Yea you caught me, it was a plot line from Succession Season 2.
Ok, how about, work place harassment?
Your ex-boss went out of line, HR was involved, and he said:
I’m sorry you felt that way.
You go ‘that’s not an apology, fucker’.
And he said: I don’t claim to be the best apologiser or the most authentic apologiser in the company, but this is my way of apologising. This is my way of respecting the apology culture.
Say it with me together:
Then don’t call it an apology.
It’s fine to use other people’s culture when you want to attract attention and business, but when it comes to accepting responsibility and accountability, we hide behind ‘my way of doing things’?
Come on.
So yes, I’m the contrarian saying authenticity matters.
Because it’s also history, context, culture.
This is why Italians get upset when we break spaghetti in half, right?
We’re not breaking the pasta, we’re breaking your memory of your grandma.
Also, it’s about having standard.
Sure, we can chew tea leaves in our mouth, gargle water, and call it ‘tea’.
Hop like a kangaroo and call it ‘breakdancing’.
Give the toddler a phone and call it ‘parenting’.
It’s a slippery slope, because what’s next, train that doesn’t arrive on time, police that doesn’t pass drug test, buildings with only one functional elevator?
Perhaps the word itself is wrong.
Instead of ‘authentic’ we should say ‘genuine’.
Authenticity is an old man going through your Rolex watch and diamond ring.

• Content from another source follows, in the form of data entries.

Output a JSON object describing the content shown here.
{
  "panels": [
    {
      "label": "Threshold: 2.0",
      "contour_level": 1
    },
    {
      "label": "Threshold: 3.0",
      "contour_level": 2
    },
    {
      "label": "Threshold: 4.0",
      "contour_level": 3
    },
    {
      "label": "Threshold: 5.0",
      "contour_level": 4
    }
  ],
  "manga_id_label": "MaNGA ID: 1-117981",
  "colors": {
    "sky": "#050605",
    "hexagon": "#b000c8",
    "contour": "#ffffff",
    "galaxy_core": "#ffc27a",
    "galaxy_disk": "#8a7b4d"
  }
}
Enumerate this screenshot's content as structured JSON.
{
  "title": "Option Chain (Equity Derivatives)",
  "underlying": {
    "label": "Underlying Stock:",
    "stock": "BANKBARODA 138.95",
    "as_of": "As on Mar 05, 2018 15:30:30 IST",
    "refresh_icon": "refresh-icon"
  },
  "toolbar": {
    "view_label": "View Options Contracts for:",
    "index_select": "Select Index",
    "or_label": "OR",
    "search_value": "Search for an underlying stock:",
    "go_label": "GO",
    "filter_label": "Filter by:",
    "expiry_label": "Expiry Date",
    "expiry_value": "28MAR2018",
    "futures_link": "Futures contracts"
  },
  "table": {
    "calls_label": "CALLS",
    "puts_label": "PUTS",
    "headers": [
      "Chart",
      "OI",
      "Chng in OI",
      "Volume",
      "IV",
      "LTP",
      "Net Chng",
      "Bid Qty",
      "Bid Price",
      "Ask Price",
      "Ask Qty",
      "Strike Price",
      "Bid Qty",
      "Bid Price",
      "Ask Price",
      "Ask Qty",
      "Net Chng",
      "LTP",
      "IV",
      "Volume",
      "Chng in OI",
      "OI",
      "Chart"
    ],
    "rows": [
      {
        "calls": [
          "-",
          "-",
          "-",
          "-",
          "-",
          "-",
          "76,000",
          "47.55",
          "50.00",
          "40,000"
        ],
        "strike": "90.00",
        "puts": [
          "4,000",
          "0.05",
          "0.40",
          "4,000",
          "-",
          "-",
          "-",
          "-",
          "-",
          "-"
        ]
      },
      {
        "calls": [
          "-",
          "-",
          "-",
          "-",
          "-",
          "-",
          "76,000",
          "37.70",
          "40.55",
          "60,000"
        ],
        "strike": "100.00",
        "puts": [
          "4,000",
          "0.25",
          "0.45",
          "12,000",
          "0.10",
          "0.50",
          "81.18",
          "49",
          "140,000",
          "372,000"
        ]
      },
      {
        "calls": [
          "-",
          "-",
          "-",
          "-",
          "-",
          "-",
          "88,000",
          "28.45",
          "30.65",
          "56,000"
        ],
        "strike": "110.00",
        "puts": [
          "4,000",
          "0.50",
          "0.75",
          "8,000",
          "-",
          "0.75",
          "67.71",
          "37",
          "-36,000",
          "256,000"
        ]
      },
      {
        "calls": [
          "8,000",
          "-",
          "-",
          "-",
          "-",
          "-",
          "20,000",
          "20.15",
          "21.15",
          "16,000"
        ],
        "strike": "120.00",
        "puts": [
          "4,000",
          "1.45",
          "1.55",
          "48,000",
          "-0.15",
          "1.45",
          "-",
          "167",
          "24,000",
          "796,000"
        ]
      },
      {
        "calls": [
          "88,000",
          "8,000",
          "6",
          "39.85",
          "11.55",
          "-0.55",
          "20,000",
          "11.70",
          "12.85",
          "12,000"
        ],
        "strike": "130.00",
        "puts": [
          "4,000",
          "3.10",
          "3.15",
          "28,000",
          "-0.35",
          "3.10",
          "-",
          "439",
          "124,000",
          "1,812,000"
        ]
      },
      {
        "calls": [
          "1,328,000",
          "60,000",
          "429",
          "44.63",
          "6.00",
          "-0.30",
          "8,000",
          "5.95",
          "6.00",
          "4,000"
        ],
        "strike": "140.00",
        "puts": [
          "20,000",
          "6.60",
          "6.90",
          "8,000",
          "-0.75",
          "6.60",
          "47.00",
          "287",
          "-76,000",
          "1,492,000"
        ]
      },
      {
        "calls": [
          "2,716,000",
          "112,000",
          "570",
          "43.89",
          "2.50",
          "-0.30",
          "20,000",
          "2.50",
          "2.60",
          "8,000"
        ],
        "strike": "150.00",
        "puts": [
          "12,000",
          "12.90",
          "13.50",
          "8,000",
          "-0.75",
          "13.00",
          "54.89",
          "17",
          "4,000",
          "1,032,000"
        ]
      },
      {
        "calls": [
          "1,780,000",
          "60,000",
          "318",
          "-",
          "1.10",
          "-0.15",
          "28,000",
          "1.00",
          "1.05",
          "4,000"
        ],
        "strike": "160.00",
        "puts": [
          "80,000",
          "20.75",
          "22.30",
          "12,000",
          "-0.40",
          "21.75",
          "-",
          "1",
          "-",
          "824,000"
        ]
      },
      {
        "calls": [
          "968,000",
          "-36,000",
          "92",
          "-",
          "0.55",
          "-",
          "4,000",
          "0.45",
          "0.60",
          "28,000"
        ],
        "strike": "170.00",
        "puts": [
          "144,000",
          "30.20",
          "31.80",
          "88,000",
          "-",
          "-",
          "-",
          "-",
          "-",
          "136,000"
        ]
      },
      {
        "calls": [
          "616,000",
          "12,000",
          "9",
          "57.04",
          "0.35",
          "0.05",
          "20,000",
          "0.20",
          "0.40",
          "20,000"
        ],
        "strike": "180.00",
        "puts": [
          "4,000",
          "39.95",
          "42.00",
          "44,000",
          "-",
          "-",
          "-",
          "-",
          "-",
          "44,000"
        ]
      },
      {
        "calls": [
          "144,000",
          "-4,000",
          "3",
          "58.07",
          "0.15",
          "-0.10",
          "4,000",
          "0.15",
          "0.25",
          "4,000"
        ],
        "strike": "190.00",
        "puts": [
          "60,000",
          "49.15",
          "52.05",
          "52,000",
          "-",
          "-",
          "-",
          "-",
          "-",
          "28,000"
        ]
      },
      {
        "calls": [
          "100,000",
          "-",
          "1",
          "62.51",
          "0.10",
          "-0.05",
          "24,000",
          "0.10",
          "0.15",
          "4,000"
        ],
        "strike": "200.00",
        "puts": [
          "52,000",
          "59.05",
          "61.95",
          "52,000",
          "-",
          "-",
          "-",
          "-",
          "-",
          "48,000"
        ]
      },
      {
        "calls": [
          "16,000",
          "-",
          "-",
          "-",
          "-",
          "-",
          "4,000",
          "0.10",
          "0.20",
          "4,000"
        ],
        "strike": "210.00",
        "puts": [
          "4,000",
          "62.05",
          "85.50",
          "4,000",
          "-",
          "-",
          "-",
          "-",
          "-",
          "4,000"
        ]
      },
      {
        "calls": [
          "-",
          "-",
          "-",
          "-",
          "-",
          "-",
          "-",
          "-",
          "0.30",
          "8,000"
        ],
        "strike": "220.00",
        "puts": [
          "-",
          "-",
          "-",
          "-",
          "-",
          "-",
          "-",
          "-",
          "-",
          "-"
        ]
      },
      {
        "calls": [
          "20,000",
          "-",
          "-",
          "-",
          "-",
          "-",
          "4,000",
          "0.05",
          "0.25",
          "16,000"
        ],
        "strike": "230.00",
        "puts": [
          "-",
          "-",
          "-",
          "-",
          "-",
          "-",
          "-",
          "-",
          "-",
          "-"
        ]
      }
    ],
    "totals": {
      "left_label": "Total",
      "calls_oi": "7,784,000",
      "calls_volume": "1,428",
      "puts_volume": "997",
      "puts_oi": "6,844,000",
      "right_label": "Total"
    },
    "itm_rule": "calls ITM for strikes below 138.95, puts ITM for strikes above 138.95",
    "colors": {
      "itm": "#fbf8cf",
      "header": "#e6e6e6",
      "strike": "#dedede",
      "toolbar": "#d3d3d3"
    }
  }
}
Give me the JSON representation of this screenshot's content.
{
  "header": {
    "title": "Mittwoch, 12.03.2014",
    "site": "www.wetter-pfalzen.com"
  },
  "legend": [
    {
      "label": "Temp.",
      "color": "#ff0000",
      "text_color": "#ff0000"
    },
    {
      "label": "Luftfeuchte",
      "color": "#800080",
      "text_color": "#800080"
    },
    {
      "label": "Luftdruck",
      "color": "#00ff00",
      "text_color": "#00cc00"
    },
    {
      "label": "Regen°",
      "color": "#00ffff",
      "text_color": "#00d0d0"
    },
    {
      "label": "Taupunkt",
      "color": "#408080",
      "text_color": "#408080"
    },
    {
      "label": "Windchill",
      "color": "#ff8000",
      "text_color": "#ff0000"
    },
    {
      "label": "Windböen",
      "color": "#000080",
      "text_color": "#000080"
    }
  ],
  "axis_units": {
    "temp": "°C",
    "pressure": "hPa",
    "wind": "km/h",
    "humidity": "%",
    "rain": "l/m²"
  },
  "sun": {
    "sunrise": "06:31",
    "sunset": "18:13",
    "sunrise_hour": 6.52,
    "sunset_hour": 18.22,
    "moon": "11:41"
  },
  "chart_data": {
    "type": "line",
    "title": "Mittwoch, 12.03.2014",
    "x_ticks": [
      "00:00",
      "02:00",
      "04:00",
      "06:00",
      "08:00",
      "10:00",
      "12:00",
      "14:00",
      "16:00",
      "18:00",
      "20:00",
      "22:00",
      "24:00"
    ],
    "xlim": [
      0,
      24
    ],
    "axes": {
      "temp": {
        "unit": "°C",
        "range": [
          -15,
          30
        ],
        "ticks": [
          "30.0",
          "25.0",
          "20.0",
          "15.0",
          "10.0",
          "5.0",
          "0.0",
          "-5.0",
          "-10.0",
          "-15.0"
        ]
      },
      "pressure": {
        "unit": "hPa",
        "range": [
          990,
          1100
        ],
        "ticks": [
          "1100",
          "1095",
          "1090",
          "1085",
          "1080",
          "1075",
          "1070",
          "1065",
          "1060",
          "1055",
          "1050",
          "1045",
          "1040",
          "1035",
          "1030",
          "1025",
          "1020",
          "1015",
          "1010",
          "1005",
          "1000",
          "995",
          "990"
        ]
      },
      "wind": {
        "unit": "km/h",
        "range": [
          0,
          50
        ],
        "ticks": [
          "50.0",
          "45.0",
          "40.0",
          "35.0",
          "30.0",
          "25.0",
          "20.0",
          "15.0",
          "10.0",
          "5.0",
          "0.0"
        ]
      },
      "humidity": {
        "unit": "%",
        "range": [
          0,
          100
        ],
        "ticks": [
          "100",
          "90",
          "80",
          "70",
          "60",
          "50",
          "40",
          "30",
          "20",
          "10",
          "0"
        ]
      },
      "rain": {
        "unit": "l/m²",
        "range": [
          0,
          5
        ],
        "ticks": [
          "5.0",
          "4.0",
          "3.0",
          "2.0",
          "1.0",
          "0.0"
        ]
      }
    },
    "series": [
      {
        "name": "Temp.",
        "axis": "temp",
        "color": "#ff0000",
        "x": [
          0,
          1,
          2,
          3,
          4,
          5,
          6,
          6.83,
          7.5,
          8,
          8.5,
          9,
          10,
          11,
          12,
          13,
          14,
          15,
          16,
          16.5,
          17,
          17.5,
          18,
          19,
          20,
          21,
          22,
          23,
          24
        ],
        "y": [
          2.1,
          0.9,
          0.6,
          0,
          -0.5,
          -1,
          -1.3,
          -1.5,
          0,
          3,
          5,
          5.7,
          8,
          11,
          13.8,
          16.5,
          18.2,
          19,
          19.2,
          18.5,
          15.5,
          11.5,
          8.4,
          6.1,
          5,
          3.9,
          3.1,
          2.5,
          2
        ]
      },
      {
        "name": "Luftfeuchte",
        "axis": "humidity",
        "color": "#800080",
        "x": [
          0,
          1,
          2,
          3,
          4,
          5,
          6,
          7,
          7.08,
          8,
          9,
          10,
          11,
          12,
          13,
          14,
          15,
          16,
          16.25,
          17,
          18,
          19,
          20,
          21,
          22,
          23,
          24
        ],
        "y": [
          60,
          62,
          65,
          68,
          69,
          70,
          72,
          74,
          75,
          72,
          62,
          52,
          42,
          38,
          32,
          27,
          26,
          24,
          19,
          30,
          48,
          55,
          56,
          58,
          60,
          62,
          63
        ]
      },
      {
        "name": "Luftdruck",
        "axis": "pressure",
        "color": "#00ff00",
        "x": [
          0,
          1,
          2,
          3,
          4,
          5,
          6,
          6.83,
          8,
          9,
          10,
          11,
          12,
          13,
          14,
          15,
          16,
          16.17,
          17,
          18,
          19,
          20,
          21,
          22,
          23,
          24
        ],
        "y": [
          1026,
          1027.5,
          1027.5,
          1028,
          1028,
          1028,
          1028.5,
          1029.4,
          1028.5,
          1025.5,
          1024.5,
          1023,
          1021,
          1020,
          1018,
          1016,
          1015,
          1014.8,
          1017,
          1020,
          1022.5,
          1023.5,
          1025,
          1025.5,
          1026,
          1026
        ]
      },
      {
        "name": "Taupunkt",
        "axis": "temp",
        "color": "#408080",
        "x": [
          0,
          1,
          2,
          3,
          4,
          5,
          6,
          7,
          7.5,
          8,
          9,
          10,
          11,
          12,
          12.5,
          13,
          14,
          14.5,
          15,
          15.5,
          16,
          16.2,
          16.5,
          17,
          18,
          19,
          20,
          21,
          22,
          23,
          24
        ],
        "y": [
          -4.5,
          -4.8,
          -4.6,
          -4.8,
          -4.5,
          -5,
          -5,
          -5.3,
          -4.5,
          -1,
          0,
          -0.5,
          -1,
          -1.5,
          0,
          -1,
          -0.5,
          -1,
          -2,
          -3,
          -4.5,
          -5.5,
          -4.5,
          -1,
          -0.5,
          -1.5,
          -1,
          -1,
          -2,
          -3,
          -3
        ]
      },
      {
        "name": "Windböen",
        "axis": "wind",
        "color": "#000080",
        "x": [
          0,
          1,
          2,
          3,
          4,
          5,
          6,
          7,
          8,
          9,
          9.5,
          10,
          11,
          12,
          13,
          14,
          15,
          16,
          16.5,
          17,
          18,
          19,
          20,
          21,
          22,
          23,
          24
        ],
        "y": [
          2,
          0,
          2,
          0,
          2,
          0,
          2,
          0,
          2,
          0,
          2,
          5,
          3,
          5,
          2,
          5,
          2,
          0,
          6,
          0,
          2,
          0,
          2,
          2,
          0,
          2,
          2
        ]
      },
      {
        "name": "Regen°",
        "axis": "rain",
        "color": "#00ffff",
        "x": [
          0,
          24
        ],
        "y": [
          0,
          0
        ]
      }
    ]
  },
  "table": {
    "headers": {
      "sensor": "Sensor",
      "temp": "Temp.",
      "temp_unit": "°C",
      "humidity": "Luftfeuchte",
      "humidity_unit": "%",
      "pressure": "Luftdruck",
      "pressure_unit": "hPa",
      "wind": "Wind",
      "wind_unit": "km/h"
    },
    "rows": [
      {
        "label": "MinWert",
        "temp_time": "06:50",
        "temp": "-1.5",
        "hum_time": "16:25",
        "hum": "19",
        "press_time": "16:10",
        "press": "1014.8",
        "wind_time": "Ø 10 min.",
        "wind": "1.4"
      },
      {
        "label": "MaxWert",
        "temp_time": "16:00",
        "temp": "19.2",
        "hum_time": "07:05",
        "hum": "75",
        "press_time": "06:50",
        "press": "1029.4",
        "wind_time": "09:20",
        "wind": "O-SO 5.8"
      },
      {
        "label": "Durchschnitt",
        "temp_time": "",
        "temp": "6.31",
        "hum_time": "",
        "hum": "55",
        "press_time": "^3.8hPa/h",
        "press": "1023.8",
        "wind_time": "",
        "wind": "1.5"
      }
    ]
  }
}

Genuineness is the twinkle in the eyes that goes along with the smile.
And sure there’s the situation where people suck, even through they are genuine. Let’s save that for next time.
The answer to question no.2, for me, is that ‘Hot Bread’ in a clean modern design, does not feel genuine.
Perhaps instead of ‘authentic’ we meant ‘traditional’.
Tradition takes time.
Over time, fusion, new wave will translate over generation, and become the new voice of authenticity.
Like Chifa, the Chinese Peruvian culinary based on Cantonese elements fused with traditional Peruvian ingredients. Or Japanese curry.
Or simply Australian Chinese food.
I remember snickering at all the random lemon chicken, and Mongolian beef, and Sang Choi Baos, only to realise now it’s a dying tradition, childhood to millions.
After two years of visiting regional Chinese restaurants in Australia, my friend J Wong together with JK Lin had just released ‘Chopsticks or Fork’ a story cook book based on their famous TV show on ABC.
She’s promoting the book next week in Readings Emporium Tuesday, then Books for Cooks Thursday, which I power-brokered.
Tickets are limited. I’ll be there for the food.
If Hana’s godmother weren’t living the Sex and The City life, she’d be there too.